Ao tentar abraçar várias questões, fica a impressão de que o filme acabou ignorando uma das principais problemáticas da boneca: a busca pela perfeição - que também foi cruel para mulheres brancas, claro - mas ainda mais para as que não conseguiam ver nada da Barbie quando se miravam no espelho. Hoje, assim como no filme, a Mattel percebeu seu erro e se orgulha de mostrar a linha diversa de bonecas Barbie, mas não dá para apagar os complexos que causou em toda uma geração de mulheres que cresceu sem essa correção.

Barbie — Foto: Divulgação
Barbie — Foto: Divulgação

Para que tanta gente de 'Sex Education'?

Nada contra os atores de Sex Education que fazem parte do elenco de Barbie - os ótimos Emma Mackey, Ncuti Gatwa e Connor Swindells -, mas o fato dos três estarem no filme pode causar uma reação involuntário no público que acompanha a série: tirar do universo da Barbielândia para levar para o mundo do colégio Moordale. Em algumas cenas, especialmente as de Swindells, que vive um personagem muito parecido com os trejeitos de Adam Groff, eu me pegava pensando nos plots da do seriado da Netflix em vez de pensar na trama que se desenrolava naquele momento.

Bom ver o trio junto de novo enquanto a nova temporada de Sex Education não chega. Mas, pensando nesse desvio de pensamento, a escolha soou meio curiosa.

A participação da Dua Lipa

Dua Lipa — Foto: Instagram
Dua Lipa — Foto: Instagram

A diva pop Dua Lipa mostrou que "esta Barbie é cantora mesmo", já que entregou uma (não) atuação bem questionável durante as três frases que solta ao longo do filme. Não se dá para esperar tudo de uma artista e está tudo bem Dua não ter o lado atriz, mas o burburinho que surgiu com o anúncio da participação dela não condiz com o que sua versão sereia entrega.
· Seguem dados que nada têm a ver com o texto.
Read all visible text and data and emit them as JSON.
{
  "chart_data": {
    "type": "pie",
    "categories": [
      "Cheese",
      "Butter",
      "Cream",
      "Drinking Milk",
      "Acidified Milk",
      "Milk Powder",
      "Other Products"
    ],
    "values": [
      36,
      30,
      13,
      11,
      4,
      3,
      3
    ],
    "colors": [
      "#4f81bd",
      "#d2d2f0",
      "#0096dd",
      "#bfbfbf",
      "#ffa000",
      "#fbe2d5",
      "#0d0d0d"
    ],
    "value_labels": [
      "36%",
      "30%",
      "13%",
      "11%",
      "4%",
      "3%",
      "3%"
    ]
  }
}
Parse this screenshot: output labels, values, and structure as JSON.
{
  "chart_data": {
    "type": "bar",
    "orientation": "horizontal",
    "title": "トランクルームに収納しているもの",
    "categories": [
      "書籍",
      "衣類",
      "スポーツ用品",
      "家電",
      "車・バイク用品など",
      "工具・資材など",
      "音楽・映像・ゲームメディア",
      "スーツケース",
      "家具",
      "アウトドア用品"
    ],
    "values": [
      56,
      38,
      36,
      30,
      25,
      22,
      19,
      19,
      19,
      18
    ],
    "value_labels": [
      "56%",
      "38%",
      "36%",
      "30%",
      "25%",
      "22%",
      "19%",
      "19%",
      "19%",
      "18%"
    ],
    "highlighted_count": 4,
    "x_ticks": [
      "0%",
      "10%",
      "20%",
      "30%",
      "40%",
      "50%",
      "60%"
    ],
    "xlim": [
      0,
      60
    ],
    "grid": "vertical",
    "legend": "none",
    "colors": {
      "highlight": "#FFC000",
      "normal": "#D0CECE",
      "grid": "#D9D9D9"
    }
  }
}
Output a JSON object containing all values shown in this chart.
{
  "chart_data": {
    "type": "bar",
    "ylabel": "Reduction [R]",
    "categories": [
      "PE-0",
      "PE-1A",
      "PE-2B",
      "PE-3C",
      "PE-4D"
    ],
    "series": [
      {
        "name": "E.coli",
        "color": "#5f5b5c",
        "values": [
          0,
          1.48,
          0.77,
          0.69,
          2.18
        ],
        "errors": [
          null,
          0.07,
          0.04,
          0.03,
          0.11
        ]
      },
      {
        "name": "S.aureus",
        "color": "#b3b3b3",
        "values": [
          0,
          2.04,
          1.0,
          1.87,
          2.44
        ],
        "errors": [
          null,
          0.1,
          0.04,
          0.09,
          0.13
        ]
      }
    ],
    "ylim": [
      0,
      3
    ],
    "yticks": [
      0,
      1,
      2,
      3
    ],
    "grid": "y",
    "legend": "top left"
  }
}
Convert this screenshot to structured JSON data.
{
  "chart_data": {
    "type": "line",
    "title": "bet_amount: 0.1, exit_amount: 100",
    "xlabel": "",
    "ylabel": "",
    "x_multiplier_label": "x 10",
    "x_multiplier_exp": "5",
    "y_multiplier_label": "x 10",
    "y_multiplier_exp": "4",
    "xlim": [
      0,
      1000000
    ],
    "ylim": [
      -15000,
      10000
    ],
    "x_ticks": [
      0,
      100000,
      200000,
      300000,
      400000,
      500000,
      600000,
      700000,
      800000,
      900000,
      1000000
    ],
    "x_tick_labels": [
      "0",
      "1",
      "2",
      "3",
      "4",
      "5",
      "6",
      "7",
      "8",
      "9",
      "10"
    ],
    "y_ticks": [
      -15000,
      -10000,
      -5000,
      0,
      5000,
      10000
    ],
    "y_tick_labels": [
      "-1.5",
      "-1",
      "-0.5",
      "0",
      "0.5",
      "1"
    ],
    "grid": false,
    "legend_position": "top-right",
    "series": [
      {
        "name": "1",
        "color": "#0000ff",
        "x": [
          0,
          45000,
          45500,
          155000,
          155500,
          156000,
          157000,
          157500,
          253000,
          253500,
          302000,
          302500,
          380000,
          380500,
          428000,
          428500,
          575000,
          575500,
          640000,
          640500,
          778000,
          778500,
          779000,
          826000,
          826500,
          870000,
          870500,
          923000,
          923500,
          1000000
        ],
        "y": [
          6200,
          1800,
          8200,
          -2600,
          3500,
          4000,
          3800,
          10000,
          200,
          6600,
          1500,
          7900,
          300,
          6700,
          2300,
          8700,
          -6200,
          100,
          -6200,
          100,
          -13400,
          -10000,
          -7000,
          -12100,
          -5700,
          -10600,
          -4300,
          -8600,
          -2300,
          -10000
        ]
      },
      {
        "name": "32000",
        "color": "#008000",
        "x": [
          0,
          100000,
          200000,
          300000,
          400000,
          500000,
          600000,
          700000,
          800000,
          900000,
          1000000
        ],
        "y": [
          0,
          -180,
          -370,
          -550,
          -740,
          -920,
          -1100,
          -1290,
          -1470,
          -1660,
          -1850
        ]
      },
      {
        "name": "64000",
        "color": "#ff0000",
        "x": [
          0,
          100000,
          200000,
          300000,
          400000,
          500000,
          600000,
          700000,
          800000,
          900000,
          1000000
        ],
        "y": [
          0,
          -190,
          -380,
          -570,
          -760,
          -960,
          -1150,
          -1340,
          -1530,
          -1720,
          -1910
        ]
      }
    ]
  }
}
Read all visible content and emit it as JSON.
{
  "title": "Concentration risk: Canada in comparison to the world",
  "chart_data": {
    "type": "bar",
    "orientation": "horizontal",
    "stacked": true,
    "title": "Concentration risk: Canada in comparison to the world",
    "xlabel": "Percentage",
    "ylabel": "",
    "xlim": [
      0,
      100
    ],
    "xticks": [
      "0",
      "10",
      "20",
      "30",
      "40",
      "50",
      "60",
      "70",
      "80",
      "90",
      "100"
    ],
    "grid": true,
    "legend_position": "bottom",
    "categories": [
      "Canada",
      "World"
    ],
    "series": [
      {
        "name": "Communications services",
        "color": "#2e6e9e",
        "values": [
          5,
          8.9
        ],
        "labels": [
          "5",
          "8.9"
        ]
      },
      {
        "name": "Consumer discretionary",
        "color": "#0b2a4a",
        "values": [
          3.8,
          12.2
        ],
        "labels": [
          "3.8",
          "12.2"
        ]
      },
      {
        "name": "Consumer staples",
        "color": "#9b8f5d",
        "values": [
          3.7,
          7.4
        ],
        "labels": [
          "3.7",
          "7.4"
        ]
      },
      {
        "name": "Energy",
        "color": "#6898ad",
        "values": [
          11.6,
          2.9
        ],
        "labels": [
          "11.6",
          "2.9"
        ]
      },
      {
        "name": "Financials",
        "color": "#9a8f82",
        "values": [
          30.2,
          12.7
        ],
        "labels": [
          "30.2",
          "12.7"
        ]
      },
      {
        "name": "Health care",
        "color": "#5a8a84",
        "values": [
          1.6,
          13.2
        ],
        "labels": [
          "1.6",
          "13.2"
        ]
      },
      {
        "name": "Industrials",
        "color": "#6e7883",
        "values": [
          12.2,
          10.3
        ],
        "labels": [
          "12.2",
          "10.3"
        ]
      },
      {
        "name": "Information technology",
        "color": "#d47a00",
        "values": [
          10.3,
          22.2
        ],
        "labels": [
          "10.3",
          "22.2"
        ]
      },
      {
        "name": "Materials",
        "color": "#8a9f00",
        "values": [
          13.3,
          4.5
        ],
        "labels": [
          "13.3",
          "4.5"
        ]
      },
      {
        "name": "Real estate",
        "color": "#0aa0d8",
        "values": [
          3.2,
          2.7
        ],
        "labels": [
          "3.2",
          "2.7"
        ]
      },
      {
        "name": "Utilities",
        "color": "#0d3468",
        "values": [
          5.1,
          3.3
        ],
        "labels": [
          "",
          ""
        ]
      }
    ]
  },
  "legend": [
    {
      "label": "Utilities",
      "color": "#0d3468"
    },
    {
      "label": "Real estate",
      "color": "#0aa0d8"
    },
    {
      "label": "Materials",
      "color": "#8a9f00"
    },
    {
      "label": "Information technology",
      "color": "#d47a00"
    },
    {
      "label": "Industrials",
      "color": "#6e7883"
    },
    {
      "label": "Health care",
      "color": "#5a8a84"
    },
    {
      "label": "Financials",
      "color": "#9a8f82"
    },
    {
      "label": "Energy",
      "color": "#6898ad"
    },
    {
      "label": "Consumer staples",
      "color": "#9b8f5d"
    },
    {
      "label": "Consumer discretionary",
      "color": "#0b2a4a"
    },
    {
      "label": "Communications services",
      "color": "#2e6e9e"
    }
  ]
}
Para finalizar, Barbie foi tudo o que eu esperava? Sim e não. Sim porque, como obra cinematográfica, diverte, emociona, faz pensar e merece todo o burburinho que está tendo. Já o "não" é pelo incômodo que, horas depois de ver o filme, segue aqui. Mas, no fim das contas, a boneca mais perfeita do mundo sempre foi sobre isso mesmo - e, se essa era a intenção da Greta, deixar um sentimento dúbio do mesmo jeito que, em uma das cenas, enfatiza que a Barbie não era para ter uma conclusão, ela teve o olhar que entregou a essência exata.